16.02.2020 - 10:22 Uhr
EbermannsdorfOberpfalz

Ebermannsdorfer Jugend wunschlos glücklich

Immer im Februar gibt es für die Ebermannsdorfer Jugend Geld von der Gemeinde. Entsprechend gut besucht ist Jugendforum im DomCom.

Die Vertreter der Vereine und Gruppierungen mit ihren insgesamt 227 jugendlichen Mitgliedern erhalten von der Gemeinde die jährliche Förderung. Der scheidende gemeindliche Jugendbeauftragter und Dritte Bürgermeister Erich Meidinger (links) zieht Bilanz.
von Christine Wendl - wecProfil

Der gemeindliche Jugendbeauftragte und Dritte Bürgermeister Erich Meidinger begrüßte die zahlreichen Vereinsvorstitzenden und Jugendliche. Claudia Mai vom Kreisjugendring übermittelte ihre Mitteilung per Videobotschaft. Sie bedauerte, bei der letzten Sitzung des Jugendforums mit den Bürgermeistern Josef Gilch und Erich Meidinger nicht persönlich dabei sein zu können und informierte die Anwesenden über die Neuerungen in der Landkreisjugendarbeit.

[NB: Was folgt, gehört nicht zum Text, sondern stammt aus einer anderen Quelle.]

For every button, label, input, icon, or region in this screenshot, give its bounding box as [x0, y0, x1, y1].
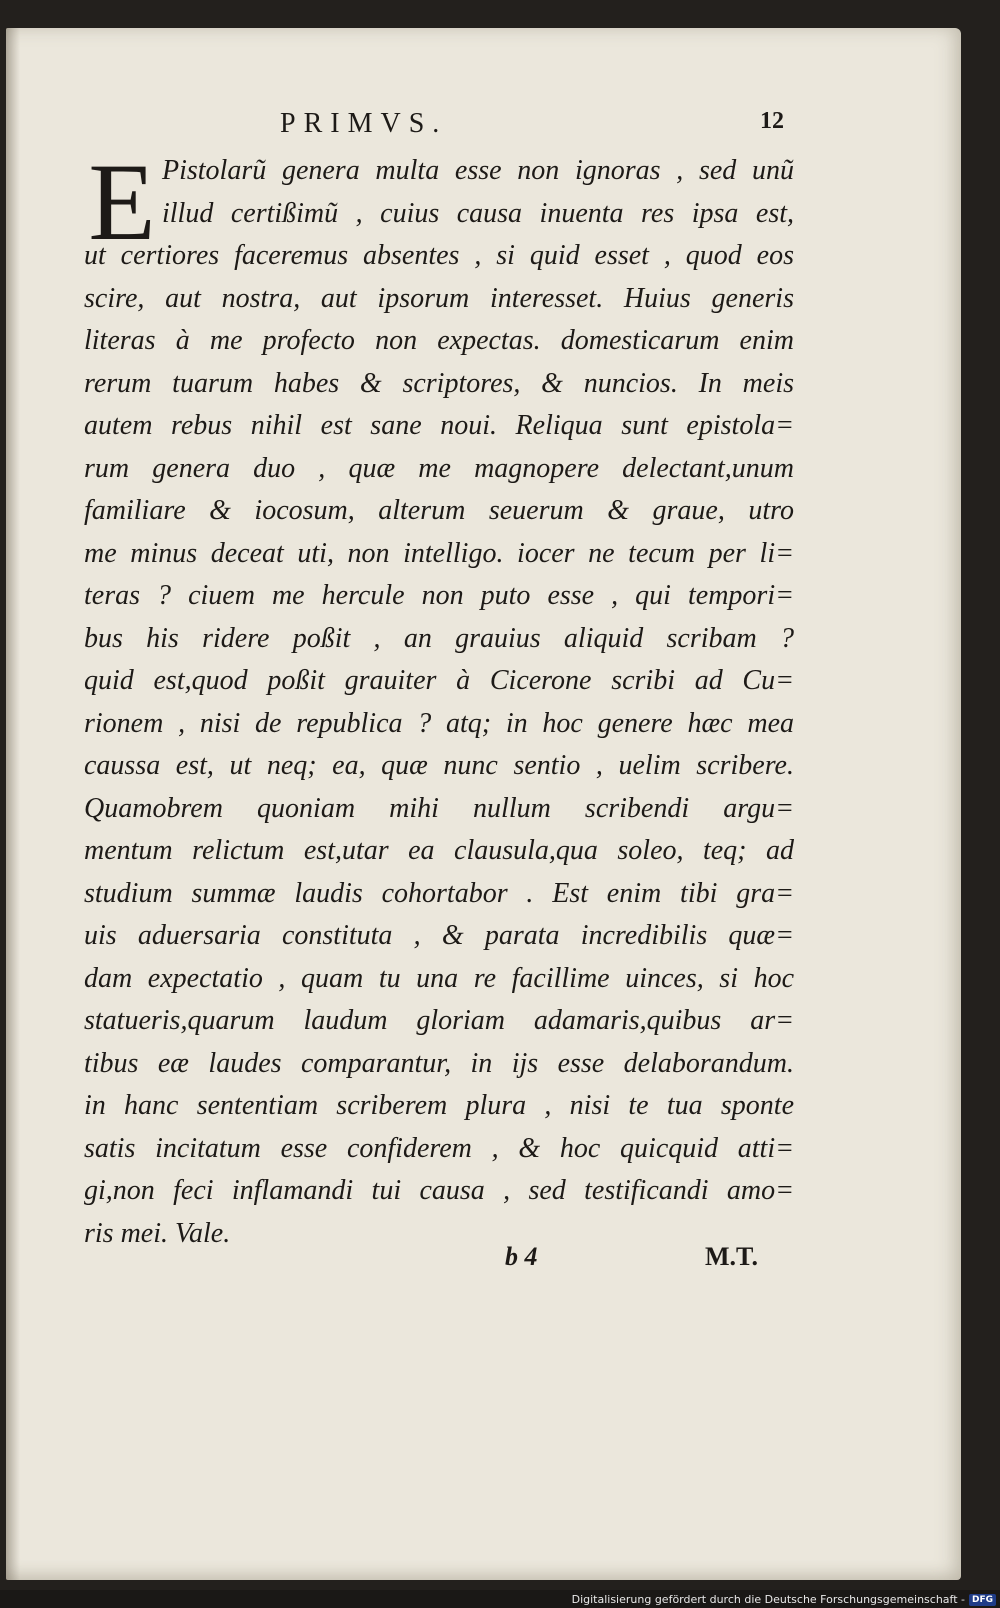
signature-mark: b 4	[505, 1242, 538, 1271]
letter-body	[84, 141, 794, 1255]
text-line: mentum relictum est,utar ea clausula,qua soleo, teq; ad	[84, 835, 794, 866]
credit-text: Digitalisierung gefördert durch die Deutsche Forschungsgemeinschaft -	[571, 1593, 965, 1606]
text-line: me minus deceat uti, non intelligo. iocer ne tecum per li=	[84, 537, 794, 569]
text-line: satis incitatum esse confiderem , & hoc quicquid atti=	[84, 1132, 794, 1164]
digitization-credit	[572, 1593, 996, 1606]
text-line: autem rebus nihil est sane noui. Reliqua sunt epistola=	[84, 410, 794, 441]
text-line: dam expectatio , quam tu una re facillime uinces, si hoc	[84, 962, 794, 994]
text-line: Pistolarũ genera multa esse non ignoras , sed unũ	[162, 155, 794, 186]
text-line: scire, aut nostra, aut ipsorum interesset. Huius generis	[84, 282, 794, 314]
text-line: bus his ridere poßit , an grauius aliquid scribam ?	[84, 622, 794, 654]
text-line: gi,non feci inflamandi tui causa , sed testificandi amo=	[84, 1175, 794, 1206]
running-head-title: PRIMVS.	[280, 108, 448, 139]
text-line: Quamobrem quoniam mihi nullum scribendi argu=	[84, 792, 794, 824]
decorated-initial: E	[88, 141, 156, 263]
text-line: familiare & iocosum, alterum seuerum & graue, utro	[84, 495, 794, 526]
catchword: M.T.	[705, 1242, 758, 1271]
page-gutter-shadow	[6, 28, 20, 1580]
text-line: illud certißimũ , cuius causa inuenta res ipsa est,	[162, 197, 794, 229]
text-line: ut certiores faceremus absentes , si quid esset , quod eos	[84, 240, 794, 271]
text-line: rionem , nisi de republica ? atq; in hoc genere hæc mea	[84, 707, 794, 739]
text-line: ris mei. Vale.	[84, 1217, 231, 1249]
text-line: studium summæ laudis cohortabor . Est enim tibi gra=	[84, 877, 794, 909]
text-line: quid est,quod poßit grauiter à Cicerone scribi ad Cu=	[84, 665, 794, 696]
text-line: rerum tuarum habes & scriptores, & nuncios. In meis	[84, 367, 794, 399]
text-line: caussa est, ut neq; ea, quæ nunc sentio , uelim scribere.	[84, 750, 794, 781]
text-line: teras ? ciuem me hercule non puto esse , qui tempori=	[84, 580, 794, 611]
text-line: in hanc sententiam scriberem plura , nisi te tua sponte	[84, 1090, 794, 1121]
text-line: uis aduersaria constituta , & parata incredibilis quæ=	[84, 920, 794, 951]
text-line: rum genera duo , quæ me magnopere delectant,unum	[84, 452, 794, 484]
dfg-logo-icon: DFG	[969, 1594, 996, 1606]
text-line: tibus eæ laudes comparantur, in ijs esse delaborandum.	[84, 1047, 794, 1079]
page-number: 12	[760, 108, 784, 134]
text-line: literas à me profecto non expectas. domesticarum enim	[84, 325, 794, 356]
text-line: statueris,quarum laudum gloriam adamaris,quibus ar=	[84, 1005, 794, 1036]
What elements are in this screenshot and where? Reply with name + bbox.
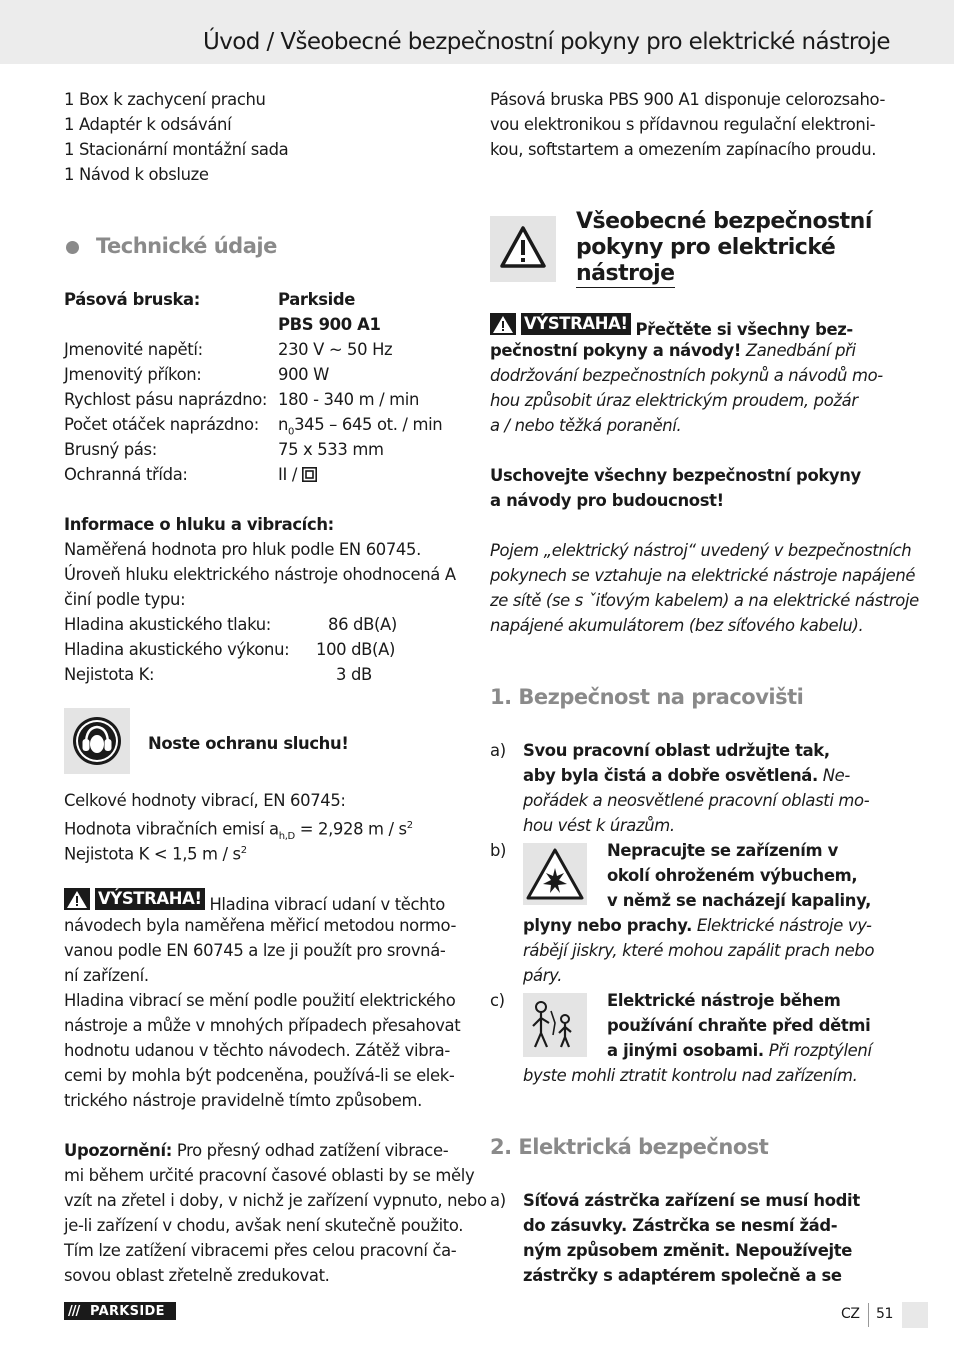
text-line: v němž se nacházejí kapaliny,	[607, 891, 872, 910]
footer-divider	[868, 1303, 869, 1327]
text-line: vanou podle EN 60745 a lze ji použít pro srovná-	[64, 941, 446, 960]
section-heading: 2. Elektrická bezpečnost	[490, 1135, 769, 1159]
list-item: 1 Stacionární montážní sada	[64, 140, 289, 159]
text-line: Tím lze zatížení vibracemi přes celou pracovní ča-	[64, 1241, 457, 1260]
text-line: Naměřená hodnota pro hluk podle EN 60745.	[64, 540, 421, 559]
spec-key: Brusný pás:	[64, 440, 157, 459]
language-code: CZ	[841, 1306, 860, 1322]
safety-warning-box	[490, 216, 556, 282]
text-line: a / nebo těžká poranění.	[490, 416, 682, 435]
spec-value: 230 V ~ 50 Hz	[278, 340, 393, 359]
text-line: Svou pracovní oblast udržujte tak,	[523, 741, 830, 760]
text-line: hodnotu udanou v těchto návodech. Zátěž vibra-	[64, 1041, 450, 1060]
spec-value: 180 - 340 m / min	[278, 390, 419, 409]
text-line: sovou oblast zřetelně zredukovat.	[64, 1266, 330, 1285]
spec-brand: Parkside	[278, 290, 356, 309]
warning-badge	[64, 888, 205, 910]
spec-key: Počet otáček naprázdno:	[64, 415, 259, 434]
ear-protection-box	[64, 708, 130, 774]
spec-key: Ochranná třída:	[64, 465, 188, 484]
bullet-icon	[66, 241, 79, 254]
rule-letter: b)	[490, 841, 507, 860]
explosion-icon	[523, 843, 587, 905]
children-keep-away-icon	[523, 993, 587, 1057]
section-heading: 1. Bezpečnost na pracovišti	[490, 685, 804, 709]
text-line: hou způsobit úraz elektrickým proudem, požár	[490, 391, 858, 410]
text-line: VÝSTRAHA! Hladina vibrací udaní v těchto	[64, 888, 445, 917]
text-line: vou elektronikou s přídavnou regulační elektroni-	[490, 115, 876, 134]
page-tab	[902, 1302, 928, 1328]
noise-value: 86 dB(A)	[328, 615, 397, 634]
text-line: Hladina vibrací se mění podle použití elektrického	[64, 991, 456, 1010]
page-title: Úvod / Všeobecné bezpečnostní pokyny pro elektrické nástroje	[203, 29, 890, 55]
text-line: kou, softstartem a omezením zapínacího proudu.	[490, 140, 877, 159]
page-number: 51	[876, 1306, 894, 1322]
warning-triangle-icon	[490, 216, 556, 282]
noise-key: Nejistota K:	[64, 665, 155, 684]
warning-triangle-icon	[490, 313, 516, 335]
text-line: činí podle typu:	[64, 590, 186, 609]
text-line: zástrčky s adaptérem společně a se	[523, 1266, 842, 1285]
rule-letter: c)	[490, 991, 505, 1010]
spec-label: Pásová bruska:	[64, 290, 200, 309]
text-line: byste mohli ztratit kontrolu nad zařízením.	[523, 1066, 858, 1085]
text-line: Upozornění: Pro přesný odhad zatížení vibrace-	[64, 1141, 449, 1160]
text-line: Pásová bruska PBS 900 A1 disponuje celorozsaho-	[490, 90, 886, 109]
text-line: rábějí jiskry, které mohou zapálit prach nebo	[523, 941, 875, 960]
spec-value: 75 x 533 mm	[278, 440, 384, 459]
spec-model: PBS 900 A1	[278, 315, 381, 334]
page-header	[0, 0, 954, 64]
noise-heading: Informace o hluku a vibracích:	[64, 515, 334, 534]
warning-label: VÝSTRAHA!	[521, 313, 631, 335]
text-line: pořádek a neosvětlené pracovní oblasti mo-	[523, 791, 870, 810]
list-item: 1 Adaptér k odsávání	[64, 115, 232, 134]
text-line: vzít na zřetel i doby, v nichž je zařízení vypnuto, nebo	[64, 1191, 487, 1210]
text-line: trického nástroje pravidelně tímto způsobem.	[64, 1091, 423, 1110]
warning-label: VÝSTRAHA!	[95, 888, 205, 910]
text-line: cemi by mohla být podceněna, používá-li se elek-	[64, 1066, 455, 1085]
text-line: Uschovejte všechny bezpečnostní pokyny	[490, 466, 861, 485]
spec-value: 900 W	[278, 365, 329, 384]
text-line: nástroje a může v mnohých případech přesahovat	[64, 1016, 461, 1035]
warning-badge	[490, 313, 631, 335]
spec-value: $n_0345 - 645$ ot. / min	[278, 415, 443, 438]
text-line: Celkové hodnoty vibrací, EN 60745:	[64, 791, 346, 810]
logo-stripes-icon: ///	[68, 1303, 80, 1319]
text-line: a jinými osobami. Při rozptýlení	[607, 1041, 872, 1060]
text-line: hou vést k úrazům.	[523, 816, 675, 835]
text-line: Úroveň hluku elektrického nástroje ohodnocená A	[64, 565, 456, 584]
text-line: používání chraňte před dětmi	[607, 1016, 871, 1035]
text-line: Nepracujte se zařízením v	[607, 841, 838, 860]
keep-away-box	[523, 993, 587, 1057]
text-line: okolí ohroženém výbuchem,	[607, 866, 858, 885]
list-item: 1 Návod k obsluze	[64, 165, 209, 184]
text-line: pokynech se vztahuje na elektrické nástroje napájené	[490, 566, 916, 585]
noise-value: 3 dB	[336, 665, 372, 684]
text-line: ným způsobem změnit. Nepoužívejte	[523, 1241, 852, 1260]
noise-key: Hladina akustického tlaku:	[64, 615, 271, 634]
text-line: VÝSTRAHA! Přečtěte si všechny bez-	[490, 313, 853, 342]
text-line: dodržování bezpečnostních pokynů a návodů mo-	[490, 366, 883, 385]
protection-class-icon	[302, 467, 317, 482]
ear-protection-label: Noste ochranu sluchu!	[148, 734, 349, 753]
text-line: návodech byla naměřena měřicí metodou normo-	[64, 916, 457, 935]
note-label: Upozornění:	[64, 1141, 172, 1160]
text-line: Hodnota vibračních emisí $a_{h,D} = 2,928$ m / $s^2$	[64, 819, 413, 842]
ear-protection-icon	[64, 708, 130, 774]
rule-letter: a)	[490, 1191, 506, 1210]
spec-key: Jmenovitý příkon:	[64, 365, 202, 384]
spec-key: Jmenovité napětí:	[64, 340, 203, 359]
text-line: ze sítě (se s ˇiťovým kabelem) a na elektrické nástroje	[490, 591, 919, 610]
text-line: napájené akumulátorem (bez síťového kabelu).	[490, 616, 864, 635]
text-line: je-li zařízení v chodu, avšak není skutečně použito.	[64, 1216, 464, 1235]
noise-key: Hladina akustického výkonu:	[64, 640, 290, 659]
text-line: ní zařízení.	[64, 966, 149, 985]
text-line: a návody pro budoucnost!	[490, 491, 724, 510]
text-line: páry.	[523, 966, 563, 985]
text-line: Elektrické nástroje během	[607, 991, 841, 1010]
text-line: pečnostní pokyny a návody! Zanedbání při	[490, 341, 856, 360]
parkside-logo: /// PARKSIDE	[64, 1302, 176, 1320]
tech-heading: Technické údaje	[96, 234, 277, 258]
text-line: aby byla čistá a dobře osvětlená. Ne-	[523, 766, 850, 785]
list-item: 1 Box k zachycení prachu	[64, 90, 266, 109]
spec-key: Rychlost pásu naprázdno:	[64, 390, 268, 409]
warning-triangle-icon	[64, 888, 90, 910]
explosion-box	[523, 843, 587, 905]
text-line: do zásuvky. Zástrčka se nesmí žád-	[523, 1216, 838, 1235]
text-line: plyny nebo prachy. Elektrické nástroje vy-	[523, 916, 872, 935]
text-line: Pojem „elektrický nástroj“ uvedený v bezpečnostních	[490, 541, 912, 560]
text-line: Nejistota K < 1,5 m / $s^2$	[64, 844, 247, 864]
rule-letter: a)	[490, 741, 506, 760]
text-line: mi během určité pracovní časové oblasti by se měly	[64, 1166, 475, 1185]
noise-value: 100 dB(A)	[316, 640, 395, 659]
spec-value: II /	[278, 462, 317, 487]
text-line: Síťová zástrčka zařízení se musí hodit	[523, 1191, 860, 1210]
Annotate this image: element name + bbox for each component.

Bürgermeister Josef Gilch blickte auf die vergangenen nahezu 20 Jahre Jugendarbeit in Ebermannsdorf zurück. Er selbst habe das Jugendforum bereits als Jugendbeauftragter begleitet. Bei der ersten Sitzung damals im Berggasthof sei das wichtigste Thema auf der Tagesordnung gewesen: „Wir brauchen eine eigene Kirwa!“. Gesagt – getan. Seit mittlerweile 15 Jahren gebe es die Ebermannsdorfer Kirwa, und man dürfe stolz auf den alljährlichen Erfolg und die schöne Tradition sein. Auch andere Punkte, wie das Begrüßungsgeld für die Neugeborenen, die Förderung der Vereine und das Ferienprogramm seien initiiert, etliche Einrichtungen für junge Leute geschaffen und Fördergelder an Land gezogen worden. Der Jugendpavillon, der Skaterplatz, ein Platz zum Streetbasketballspielen, der Kirwaplatz, all das seien nur ein paar der Errungenschaften der vergangenen zwei Jahrzehnte.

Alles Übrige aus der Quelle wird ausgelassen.